For the vast majority of patients, an ER visit is a wrong move with potentially catastrophic consequences.
After all, hospitals must continue to provide care to everyone. Heart attacks, strokes, and hip fractures will not stop happening. Pregnant women will go into labor. Kidney stones, gallbladder attacks, and appendicitis will occur.
Hospitals must have resources to care for these patients as well as the 15% of Covid-19 patients who require admission and intensive care treatment. Every ER visit ties up beds, providers, and equipment. When the worried well present to the ER, fewer resources will be available to those in need.
Who needs to go to the ER?
Only those experiencing severe symptoms, such as difficulty breathing, need in-person medical evaluation. Most Covid-19 patients will experience a flu-like illness without respiratory distress. Those with respiratory symptoms should call a health care provider for guidance. Telehealth visits may be useful for quick medical advice.

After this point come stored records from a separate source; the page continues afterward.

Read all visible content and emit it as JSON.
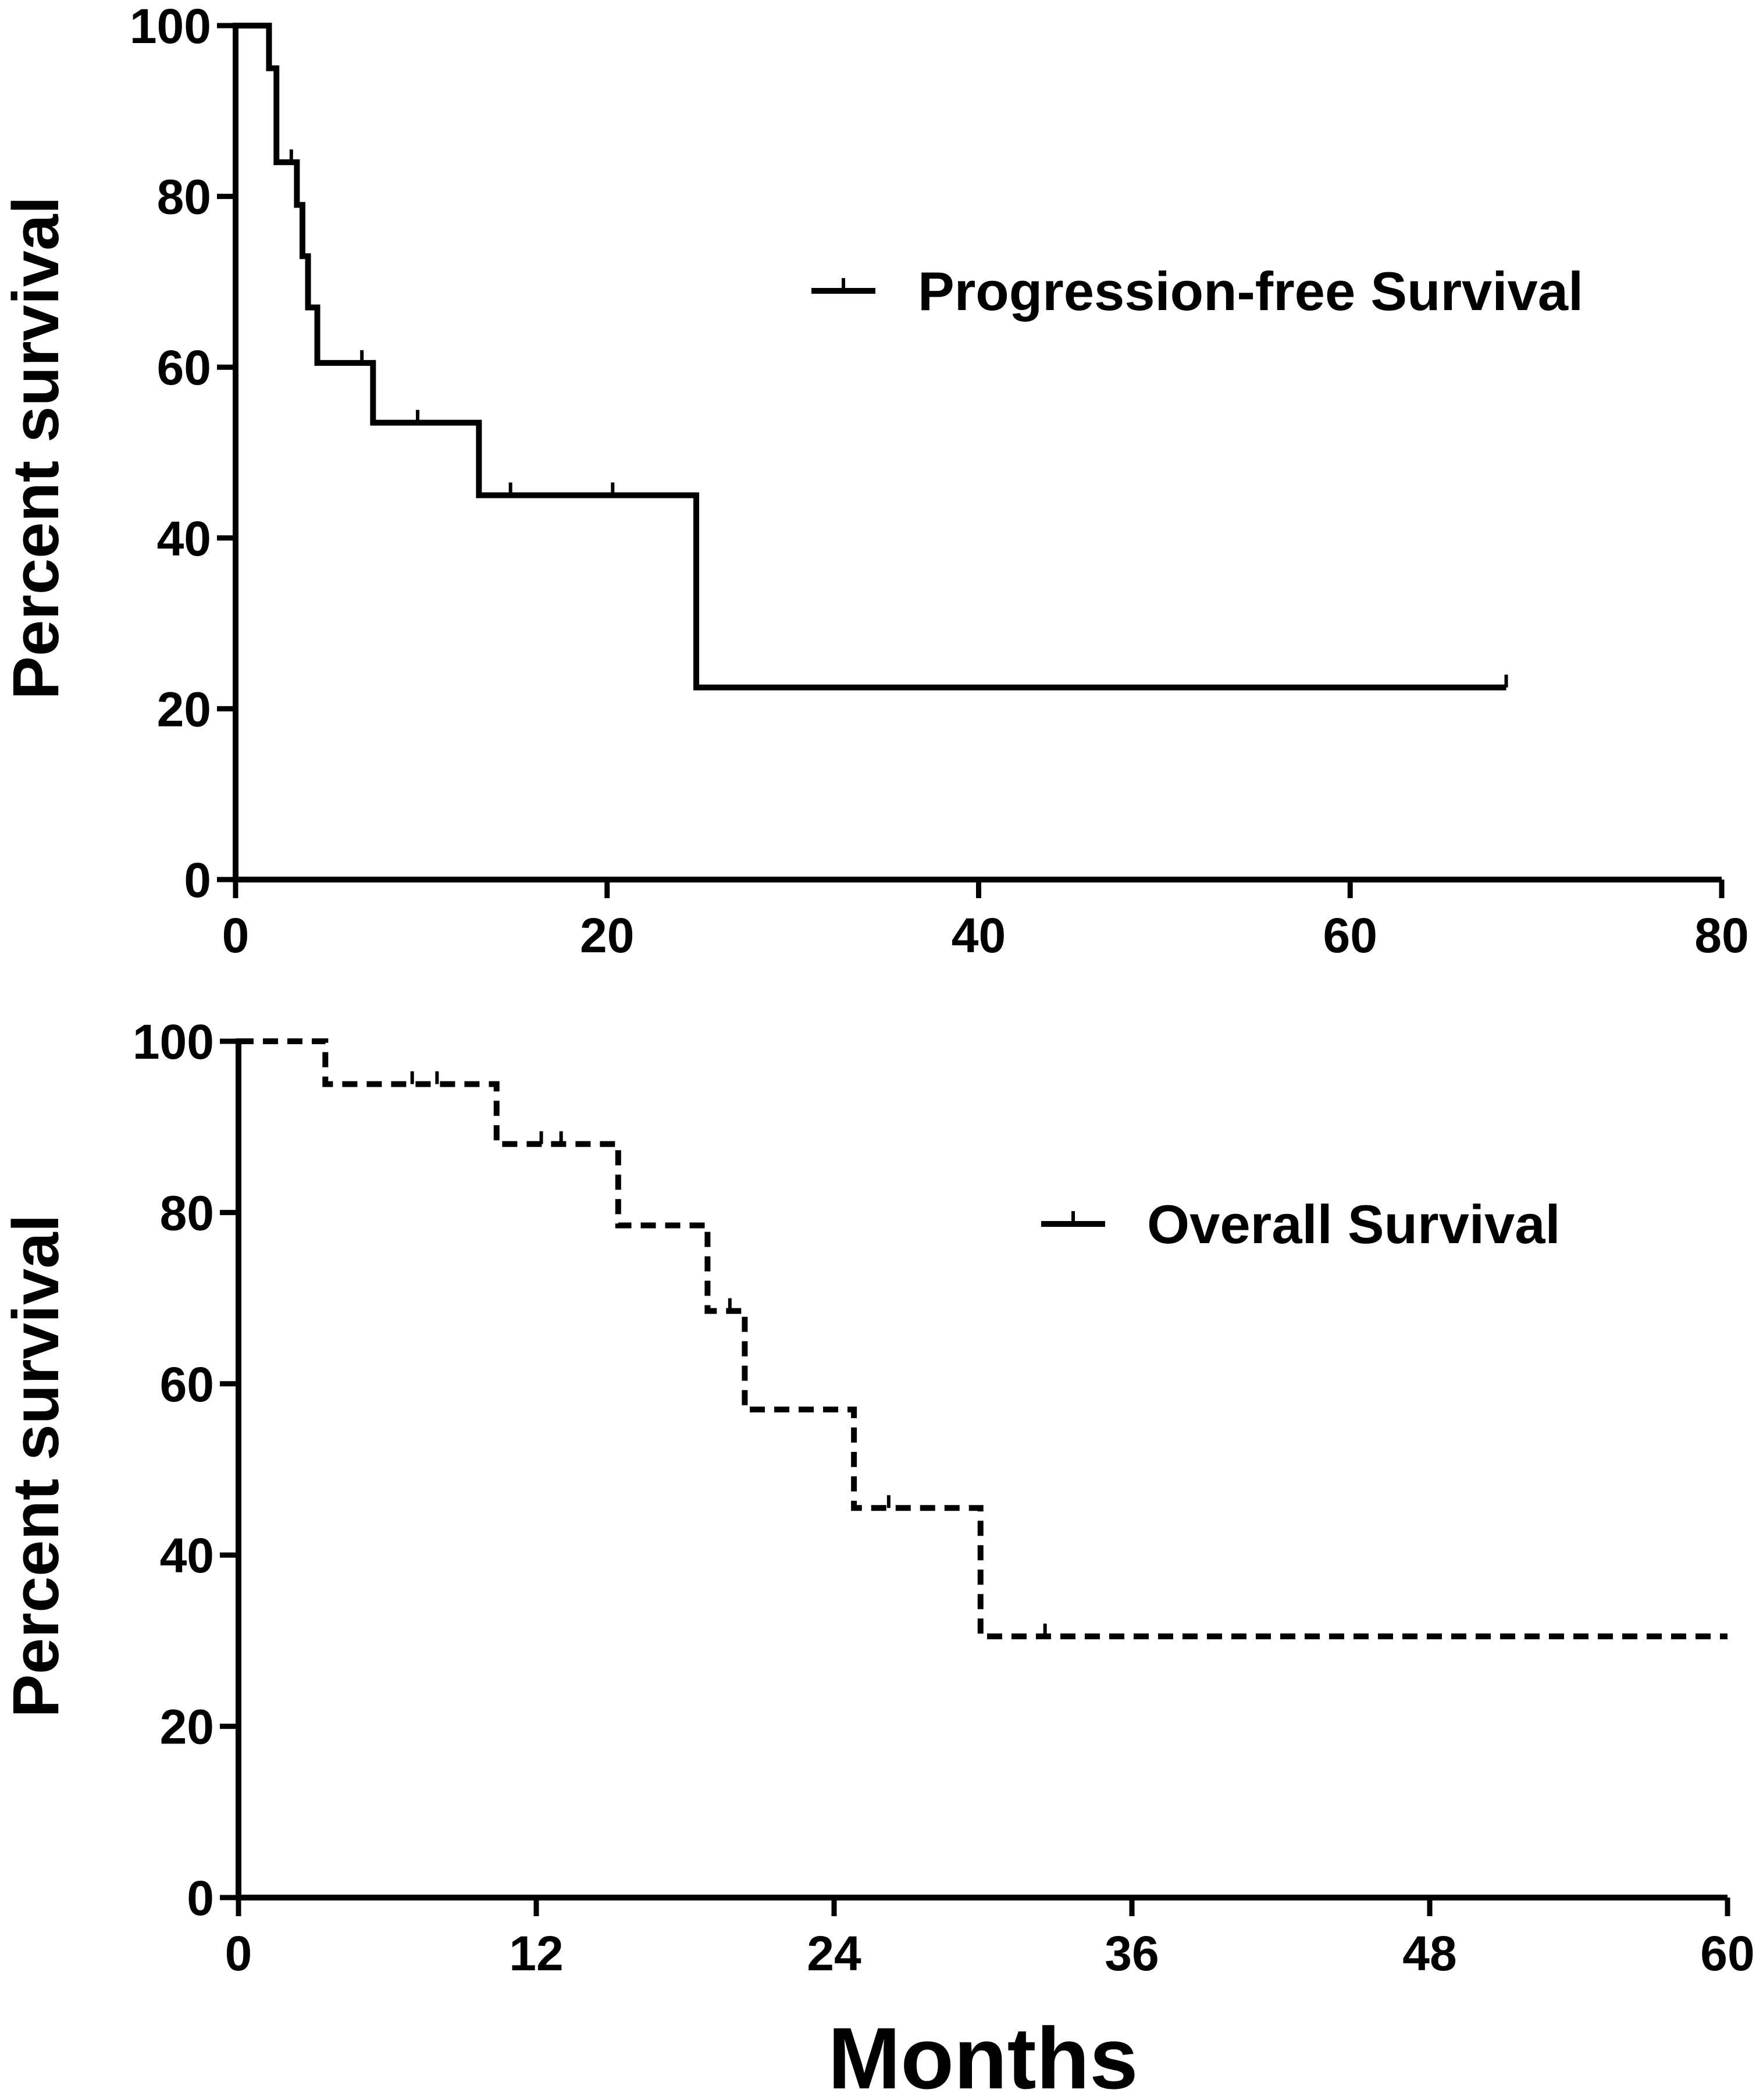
{
  "colors": {
    "line": "#000000",
    "background": "#ffffff"
  },
  "shared": {
    "xlabel": "Months"
  },
  "chart_data": [
    {
      "type": "line",
      "style": "solid step",
      "title": "",
      "ylabel": "Percent survival",
      "xlim": [
        0,
        80
      ],
      "ylim": [
        0,
        100
      ],
      "xticks": [
        0,
        20,
        40,
        60,
        80
      ],
      "yticks": [
        0,
        20,
        40,
        60,
        80,
        100
      ],
      "grid": false,
      "legend": {
        "placement": "upper-right",
        "label": "Progression-free Survival"
      },
      "series": [
        {
          "name": "Progression-free Survival",
          "steps": [
            [
              0,
              100
            ],
            [
              1.8,
              95
            ],
            [
              2.2,
              84
            ],
            [
              3.3,
              79
            ],
            [
              3.6,
              73
            ],
            [
              3.9,
              67
            ],
            [
              4.4,
              60.5
            ],
            [
              7.4,
              53.5
            ],
            [
              13.1,
              45
            ],
            [
              24.8,
              22.5
            ],
            [
              68.4,
              22.5
            ]
          ],
          "censored": [
            [
              3.0,
              84
            ],
            [
              6.8,
              60.5
            ],
            [
              9.8,
              53.5
            ],
            [
              14.8,
              45
            ],
            [
              20.3,
              45
            ],
            [
              68.4,
              22.5
            ]
          ]
        }
      ]
    },
    {
      "type": "line",
      "style": "dashed step",
      "title": "",
      "ylabel": "Percent survival",
      "xlim": [
        0,
        60
      ],
      "ylim": [
        0,
        100
      ],
      "xticks": [
        0,
        12,
        24,
        36,
        48,
        60
      ],
      "yticks": [
        0,
        20,
        40,
        60,
        80,
        100
      ],
      "grid": false,
      "legend": {
        "placement": "upper-right",
        "label": "Overall Survival"
      },
      "series": [
        {
          "name": "Overall Survival",
          "steps": [
            [
              0,
              100
            ],
            [
              3.5,
              95
            ],
            [
              10.4,
              88
            ],
            [
              15.3,
              78.5
            ],
            [
              18.9,
              68.5
            ],
            [
              20.4,
              57
            ],
            [
              24.8,
              45.5
            ],
            [
              29.9,
              30.5
            ],
            [
              60,
              30.5
            ]
          ],
          "censored": [
            [
              7.0,
              95
            ],
            [
              8.0,
              95
            ],
            [
              12.2,
              88
            ],
            [
              13.0,
              88
            ],
            [
              19.8,
              68.5
            ],
            [
              26.2,
              45.5
            ],
            [
              32.5,
              30.5
            ]
          ]
        }
      ]
    }
  ]
}
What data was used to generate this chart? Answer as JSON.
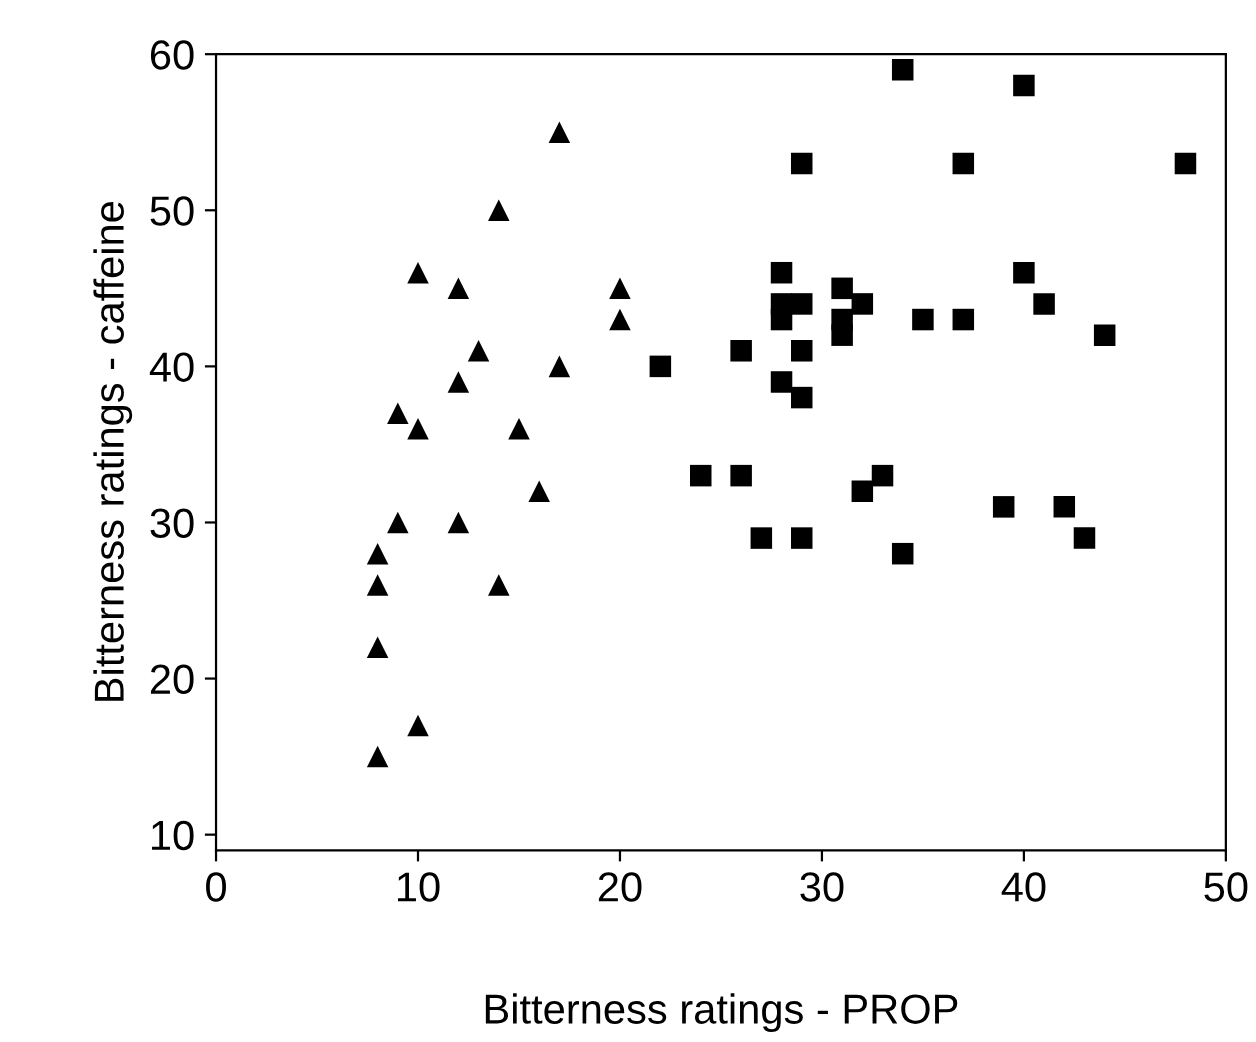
{
  "chart_data": {
    "type": "scatter",
    "xlabel": "Bitterness ratings - PROP",
    "ylabel": "Bitterness ratings - caffeine",
    "xlim": [
      0,
      50
    ],
    "ylim": [
      9,
      60
    ],
    "xticks": [
      0,
      10,
      20,
      30,
      40,
      50
    ],
    "yticks": [
      10,
      20,
      30,
      40,
      50,
      60
    ],
    "grid": false,
    "legend": false,
    "series": [
      {
        "color": "#000000",
        "marker": "triangle",
        "x": [
          17,
          14,
          10,
          12,
          20,
          20,
          13,
          17,
          12,
          9,
          10,
          15,
          16,
          9,
          12,
          8,
          8,
          14,
          8,
          10,
          8
        ],
        "values": [
          55,
          50,
          46,
          45,
          45,
          43,
          41,
          40,
          39,
          37,
          36,
          36,
          32,
          30,
          30,
          28,
          26,
          26,
          22,
          17,
          15
        ]
      },
      {
        "color": "#000000",
        "marker": "square",
        "x": [
          34,
          40,
          29,
          37,
          48,
          28,
          40,
          31,
          32,
          41,
          28,
          29,
          28,
          31,
          31,
          35,
          37,
          44,
          22,
          26,
          29,
          28,
          29,
          24,
          26,
          33,
          32,
          39,
          42,
          27,
          29,
          43,
          34
        ],
        "values": [
          59,
          58,
          53,
          53,
          53,
          46,
          46,
          45,
          44,
          44,
          44,
          44,
          43,
          43,
          42,
          43,
          43,
          42,
          40,
          41,
          41,
          39,
          38,
          33,
          33,
          33,
          32,
          31,
          31,
          29,
          29,
          29,
          28
        ]
      }
    ]
  }
}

The bottom line: If you feel sick and are not sure what to do, call a provider before going anywhere in person.
What can I do at home if I get sick?
Here are a few things you can do, including some suggestions from the Centers for Disease Control.
- Stay at home and away from others, including family.
- Wash your hands with soap and water for at least 20 seconds.
- Cover your mouth if you cough or sneeze.
- The sick should wear a mask. The healthy do not need one.
- Clean surfaces in the home using household cleaning sprays or wipes.
- Stay hydrated.
- Treat fever with Tylenol per the package instructions.
- Monitor for worsening symptoms and present for evaluation if you experience difficulty breathing.
- Notify your provider before a visit so that precautions can be taken.
Protect each other
We must come together as a nation to keep each other safe. We all must do our part. Follow the CDC’s guidelines. Practice social distancing. Help protect your doctors, nurses, medical assistants, and hospital staff. We need them to care for all of us.
The coronavirus outbreak is rapidly evolving. To stay informed, check the U.S. Centers for Disease Control and Prevention as well as your local health department for updates. If you’re feeling emotionally overwhelmed, reach out to the Crisis Text Line.